The experimental campaign lasted several days using two robots of the same kind. The experimental data show the repeatability of the thermal phenomenon and the robust identification of the parameters of the dynamics and thermal models.

This repeatability allows detecting unforeseen changes of the friction torque due to minor mechanical damages, as shown in Figure 13. It is worth stressing that the friction changes from cold to warm conditions are more significant than the changes due to the damages. Thus, one of the main advantages of integrating a thermal model is to provide a higher discrimination level than models that neglect temperature effects, allowing early detections of torque changes due to aging and damages.

Another advantage of the algorithm is the ability to predict the required torque, improving the performance of control algorithms based on precomputed torque.

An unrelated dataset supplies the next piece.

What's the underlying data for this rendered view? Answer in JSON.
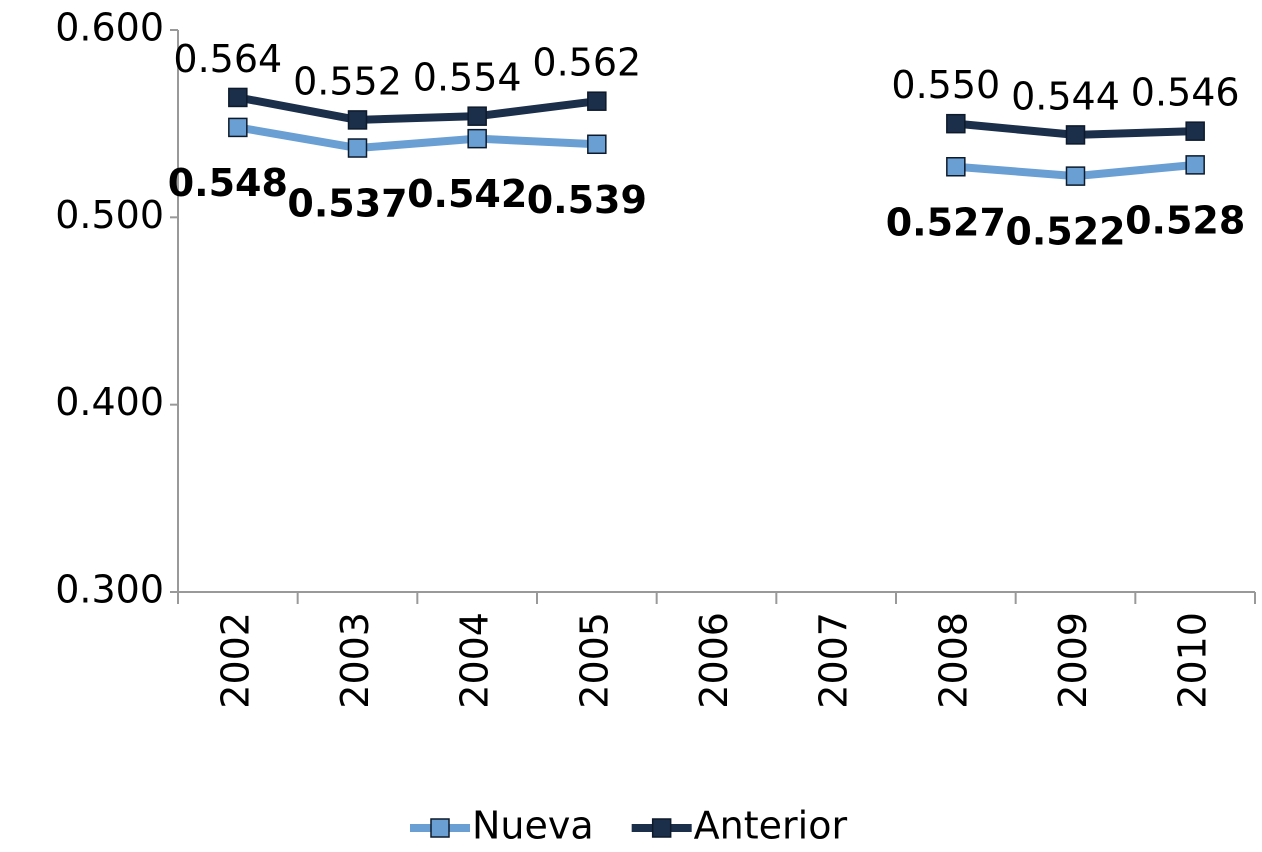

The main drawback is the requirement of an extended test campaign on a representative batch of each robot type.

5. Conclusions

The study of the robot dynamics and, in particular, the friction torques is crucial to understand the robot behavior, as mentioned in the Introduction. This information is helpful to analyze the aging and appearance of possible defects during the robot activities. As is well known, the design of a suitable exciting trajectory is essential to estimate the robot parameters correctly.

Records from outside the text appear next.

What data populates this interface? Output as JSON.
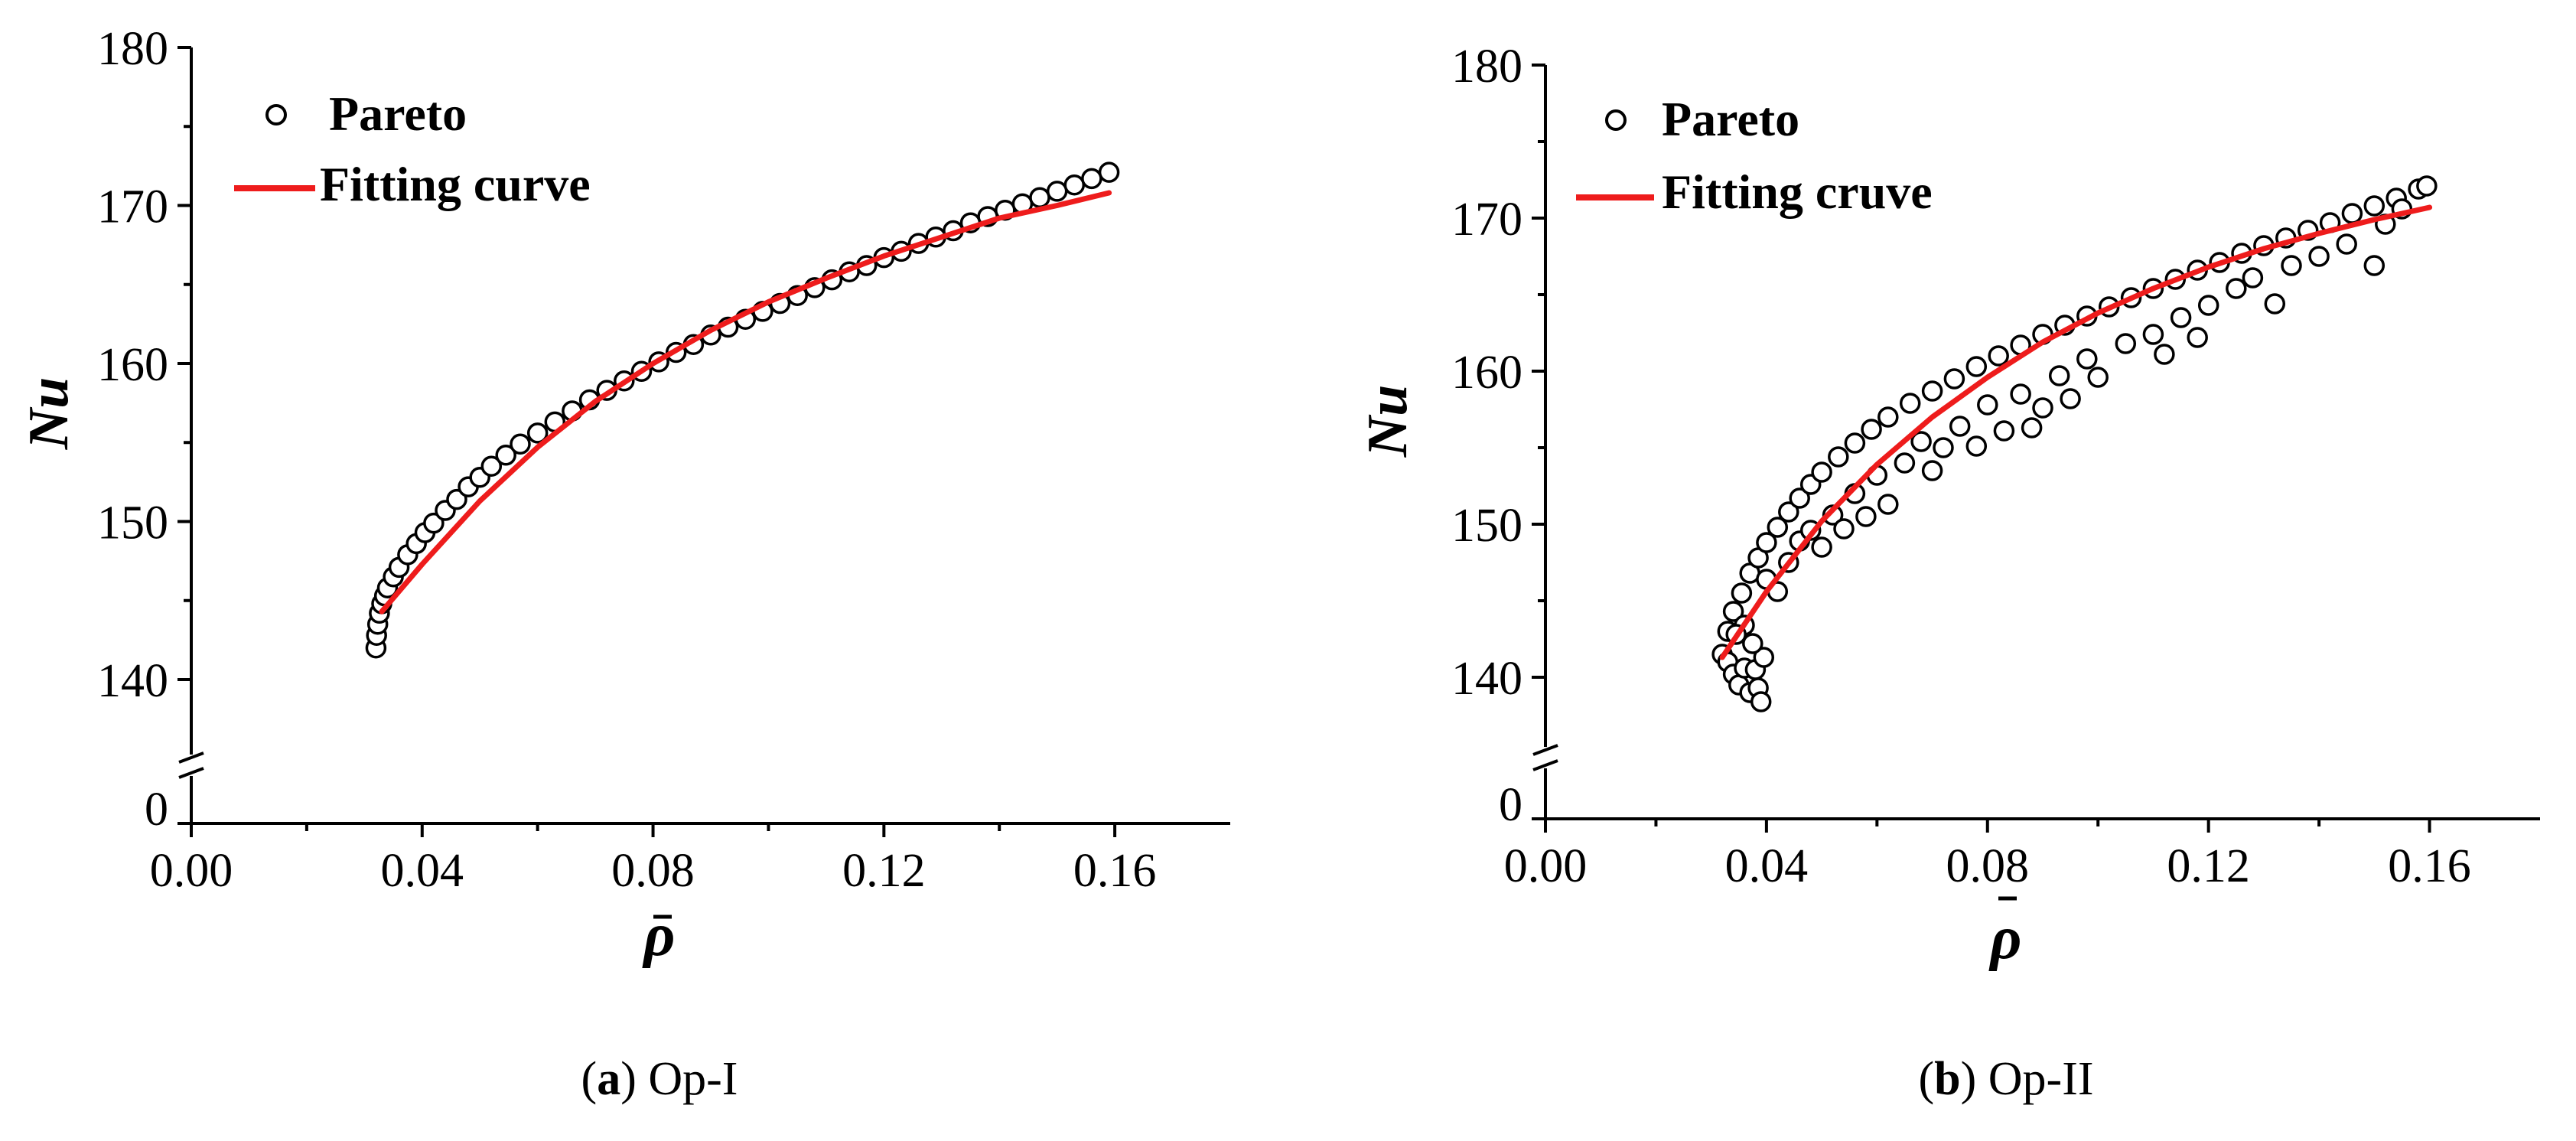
{
  "chart_data": [
    {
      "type": "scatter",
      "caption_letter": "a",
      "caption_text": "Op-I",
      "xlabel": "ρ",
      "ylabel": "Nu",
      "xlim": [
        0.0,
        0.18
      ],
      "ylim_break": [
        0,
        135,
        180
      ],
      "x_ticks": [
        "0.00",
        "0.04",
        "0.08",
        "0.12",
        "0.16"
      ],
      "y_ticks": [
        "140",
        "150",
        "160",
        "170",
        "180"
      ],
      "y_zero_tick": "0",
      "legend": {
        "scatter_label": "Pareto",
        "line_label": "Fitting curve"
      },
      "series": [
        {
          "name": "Pareto",
          "points": [
            [
              0.032,
              142.0
            ],
            [
              0.0321,
              142.8
            ],
            [
              0.0323,
              143.5
            ],
            [
              0.0326,
              144.2
            ],
            [
              0.033,
              144.8
            ],
            [
              0.0335,
              145.3
            ],
            [
              0.034,
              145.8
            ],
            [
              0.035,
              146.5
            ],
            [
              0.036,
              147.1
            ],
            [
              0.0375,
              147.9
            ],
            [
              0.039,
              148.6
            ],
            [
              0.0405,
              149.3
            ],
            [
              0.042,
              149.9
            ],
            [
              0.044,
              150.7
            ],
            [
              0.046,
              151.4
            ],
            [
              0.048,
              152.2
            ],
            [
              0.05,
              152.8
            ],
            [
              0.052,
              153.5
            ],
            [
              0.0545,
              154.2
            ],
            [
              0.057,
              154.9
            ],
            [
              0.06,
              155.6
            ],
            [
              0.063,
              156.3
            ],
            [
              0.066,
              157.0
            ],
            [
              0.069,
              157.7
            ],
            [
              0.072,
              158.3
            ],
            [
              0.075,
              158.9
            ],
            [
              0.078,
              159.5
            ],
            [
              0.081,
              160.1
            ],
            [
              0.084,
              160.7
            ],
            [
              0.087,
              161.2
            ],
            [
              0.09,
              161.8
            ],
            [
              0.093,
              162.3
            ],
            [
              0.096,
              162.8
            ],
            [
              0.099,
              163.3
            ],
            [
              0.102,
              163.8
            ],
            [
              0.105,
              164.3
            ],
            [
              0.108,
              164.8
            ],
            [
              0.111,
              165.3
            ],
            [
              0.114,
              165.8
            ],
            [
              0.117,
              166.2
            ],
            [
              0.12,
              166.7
            ],
            [
              0.123,
              167.1
            ],
            [
              0.126,
              167.6
            ],
            [
              0.129,
              168.0
            ],
            [
              0.132,
              168.4
            ],
            [
              0.135,
              168.9
            ],
            [
              0.138,
              169.3
            ],
            [
              0.141,
              169.7
            ],
            [
              0.144,
              170.1
            ],
            [
              0.147,
              170.5
            ],
            [
              0.15,
              170.9
            ],
            [
              0.153,
              171.3
            ],
            [
              0.156,
              171.7
            ],
            [
              0.159,
              172.1
            ]
          ]
        },
        {
          "name": "Fitting curve",
          "color": "#ee1c1c",
          "points": [
            [
              0.033,
              144.3
            ],
            [
              0.04,
              147.3
            ],
            [
              0.05,
              151.3
            ],
            [
              0.06,
              154.7
            ],
            [
              0.07,
              157.6
            ],
            [
              0.08,
              160.0
            ],
            [
              0.09,
              162.1
            ],
            [
              0.1,
              163.9
            ],
            [
              0.11,
              165.4
            ],
            [
              0.12,
              166.8
            ],
            [
              0.13,
              168.0
            ],
            [
              0.14,
              169.2
            ],
            [
              0.15,
              170.0
            ],
            [
              0.159,
              170.8
            ]
          ]
        }
      ]
    },
    {
      "type": "scatter",
      "caption_letter": "b",
      "caption_text": "Op-II",
      "xlabel": "ρ",
      "ylabel": "Nu",
      "xlim": [
        0.0,
        0.18
      ],
      "ylim_break": [
        0,
        135,
        180
      ],
      "x_ticks": [
        "0.00",
        "0.04",
        "0.08",
        "0.12",
        "0.16"
      ],
      "y_ticks": [
        "140",
        "150",
        "160",
        "170",
        "180"
      ],
      "y_zero_tick": "0",
      "legend": {
        "scatter_label": "Pareto",
        "line_label": "Fitting cruve"
      },
      "series": [
        {
          "name": "Pareto",
          "points": [
            [
              0.032,
              141.5
            ],
            [
              0.033,
              143.0
            ],
            [
              0.034,
              144.3
            ],
            [
              0.0355,
              145.5
            ],
            [
              0.037,
              146.8
            ],
            [
              0.0385,
              147.8
            ],
            [
              0.04,
              148.8
            ],
            [
              0.042,
              149.8
            ],
            [
              0.044,
              150.8
            ],
            [
              0.046,
              151.7
            ],
            [
              0.048,
              152.6
            ],
            [
              0.05,
              153.4
            ],
            [
              0.053,
              154.4
            ],
            [
              0.056,
              155.3
            ],
            [
              0.059,
              156.2
            ],
            [
              0.062,
              157.0
            ],
            [
              0.066,
              157.9
            ],
            [
              0.07,
              158.7
            ],
            [
              0.074,
              159.5
            ],
            [
              0.078,
              160.3
            ],
            [
              0.082,
              161.0
            ],
            [
              0.086,
              161.7
            ],
            [
              0.09,
              162.4
            ],
            [
              0.094,
              163.0
            ],
            [
              0.098,
              163.6
            ],
            [
              0.102,
              164.2
            ],
            [
              0.106,
              164.8
            ],
            [
              0.11,
              165.4
            ],
            [
              0.114,
              166.0
            ],
            [
              0.118,
              166.6
            ],
            [
              0.122,
              167.1
            ],
            [
              0.126,
              167.7
            ],
            [
              0.13,
              168.2
            ],
            [
              0.134,
              168.7
            ],
            [
              0.138,
              169.2
            ],
            [
              0.142,
              169.7
            ],
            [
              0.146,
              170.3
            ],
            [
              0.15,
              170.8
            ],
            [
              0.154,
              171.3
            ],
            [
              0.158,
              171.9
            ],
            [
              0.1595,
              172.1
            ],
            [
              0.033,
              141.0
            ],
            [
              0.034,
              140.2
            ],
            [
              0.035,
              139.5
            ],
            [
              0.036,
              140.6
            ],
            [
              0.037,
              139.0
            ],
            [
              0.038,
              140.5
            ],
            [
              0.0385,
              139.3
            ],
            [
              0.039,
              138.4
            ],
            [
              0.0395,
              141.3
            ],
            [
              0.0375,
              142.2
            ],
            [
              0.036,
              143.4
            ],
            [
              0.0345,
              142.8
            ],
            [
              0.04,
              146.4
            ],
            [
              0.042,
              145.6
            ],
            [
              0.044,
              147.5
            ],
            [
              0.046,
              148.9
            ],
            [
              0.048,
              149.6
            ],
            [
              0.05,
              148.5
            ],
            [
              0.052,
              150.6
            ],
            [
              0.054,
              149.7
            ],
            [
              0.056,
              152.0
            ],
            [
              0.058,
              150.5
            ],
            [
              0.06,
              153.2
            ],
            [
              0.062,
              151.3
            ],
            [
              0.065,
              154.0
            ],
            [
              0.068,
              155.4
            ],
            [
              0.07,
              153.5
            ],
            [
              0.072,
              155.0
            ],
            [
              0.075,
              156.4
            ],
            [
              0.078,
              155.1
            ],
            [
              0.08,
              157.8
            ],
            [
              0.083,
              156.1
            ],
            [
              0.086,
              158.5
            ],
            [
              0.088,
              156.3
            ],
            [
              0.09,
              157.6
            ],
            [
              0.093,
              159.7
            ],
            [
              0.095,
              158.2
            ],
            [
              0.098,
              160.8
            ],
            [
              0.1,
              159.6
            ],
            [
              0.105,
              161.8
            ],
            [
              0.11,
              162.4
            ],
            [
              0.112,
              161.1
            ],
            [
              0.115,
              163.5
            ],
            [
              0.118,
              162.2
            ],
            [
              0.12,
              164.3
            ],
            [
              0.125,
              165.4
            ],
            [
              0.128,
              166.1
            ],
            [
              0.132,
              164.4
            ],
            [
              0.135,
              166.9
            ],
            [
              0.14,
              167.5
            ],
            [
              0.145,
              168.3
            ],
            [
              0.15,
              166.9
            ],
            [
              0.152,
              169.6
            ],
            [
              0.155,
              170.6
            ]
          ]
        },
        {
          "name": "Fitting cruve",
          "color": "#ee1c1c",
          "points": [
            [
              0.032,
              141.3
            ],
            [
              0.04,
              145.6
            ],
            [
              0.05,
              150.2
            ],
            [
              0.06,
              153.9
            ],
            [
              0.07,
              157.0
            ],
            [
              0.08,
              159.6
            ],
            [
              0.09,
              161.9
            ],
            [
              0.1,
              163.8
            ],
            [
              0.11,
              165.4
            ],
            [
              0.12,
              166.8
            ],
            [
              0.13,
              168.0
            ],
            [
              0.14,
              169.0
            ],
            [
              0.15,
              169.9
            ],
            [
              0.16,
              170.7
            ]
          ]
        }
      ]
    }
  ]
}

The paper shows the effectiveness of the dynamics model, coupled with the temperature-based friction model, to match experimental data in multiple robots. The experimental campaign, performed on several days, showed consistent results. The paper shows that the estimated parameters are biased during the first part of the thermal transient due to friction changes. Thus, a model that neglects temperature effects can work properly if and only if the model is identified and used at the same thermal steady-state. Otherwise, a temperature estimator is required to compensate for its effect.

Therefore, this paper could help people understand the robot behavior changes during working cycles and develop a dynamic model of the robot, including the thermal effect.

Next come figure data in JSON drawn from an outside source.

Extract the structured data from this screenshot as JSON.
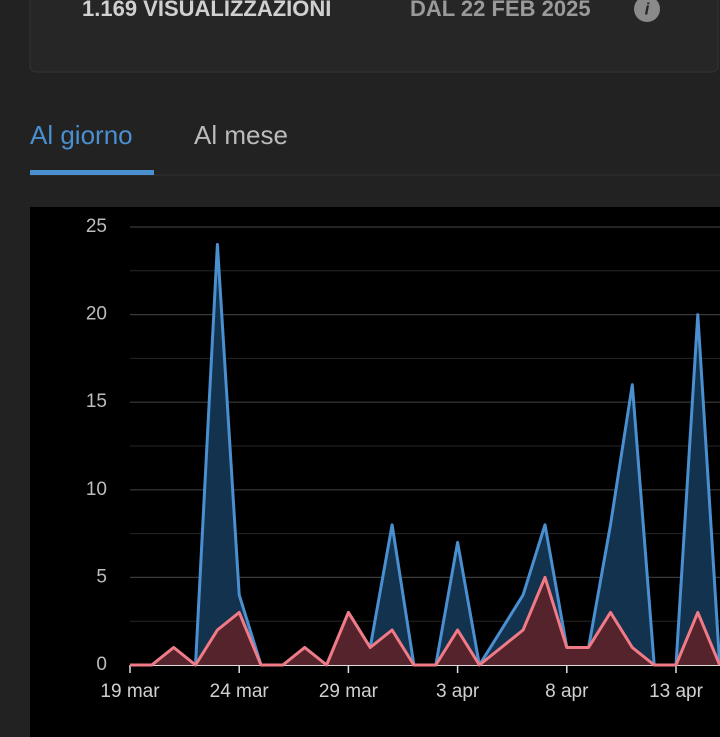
{
  "header": {
    "views": "1.169 VISUALIZZAZIONI",
    "since": "DAL 22 FEB 2025",
    "info_icon": "i"
  },
  "tabs": [
    {
      "label": "Al giorno",
      "active": true
    },
    {
      "label": "Al mese",
      "active": false
    }
  ],
  "chart_data": {
    "type": "area",
    "categories": [
      "19 mar",
      null,
      null,
      null,
      null,
      "24 mar",
      null,
      null,
      null,
      null,
      "29 mar",
      null,
      null,
      null,
      null,
      "3 apr",
      null,
      null,
      null,
      null,
      "8 apr",
      null,
      null,
      null,
      null,
      "13 apr",
      null,
      null
    ],
    "series": [
      {
        "color": "#4a8fd0",
        "fill": "#13324d",
        "values": [
          0,
          0,
          1,
          0,
          24,
          4,
          0,
          0,
          1,
          0,
          3,
          1,
          8,
          0,
          0,
          7,
          0,
          2,
          4,
          8,
          1,
          1,
          8,
          16,
          0,
          0,
          20,
          0
        ]
      },
      {
        "color": "#f07a86",
        "fill": "#54232b",
        "values": [
          0,
          0,
          1,
          0,
          2,
          3,
          0,
          0,
          1,
          0,
          3,
          1,
          2,
          0,
          0,
          2,
          0,
          1,
          2,
          5,
          1,
          1,
          3,
          1,
          0,
          0,
          3,
          0
        ]
      }
    ],
    "ylim": [
      0,
      25
    ],
    "yticks": [
      0,
      5,
      10,
      15,
      20,
      25
    ],
    "minor_yticks": [
      2.5,
      7.5,
      12.5,
      17.5,
      22.5
    ],
    "grid": true
  }
}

The model can effectively estimate the friction variation due to temperature. Since this variation is up to 70%, it is crucial to consider it in the torque estimation to discriminate it from other changes due to possible damages or aging. It is worth pointing out that this discrimination ability could be relevant in advanced maintenance and performance monitor.

Future works will deal with the study and the identification procedure of the thermal effects on the friction at lower velocities, the possible usage of the proposed model in maintenance and performance monitoring scenarios.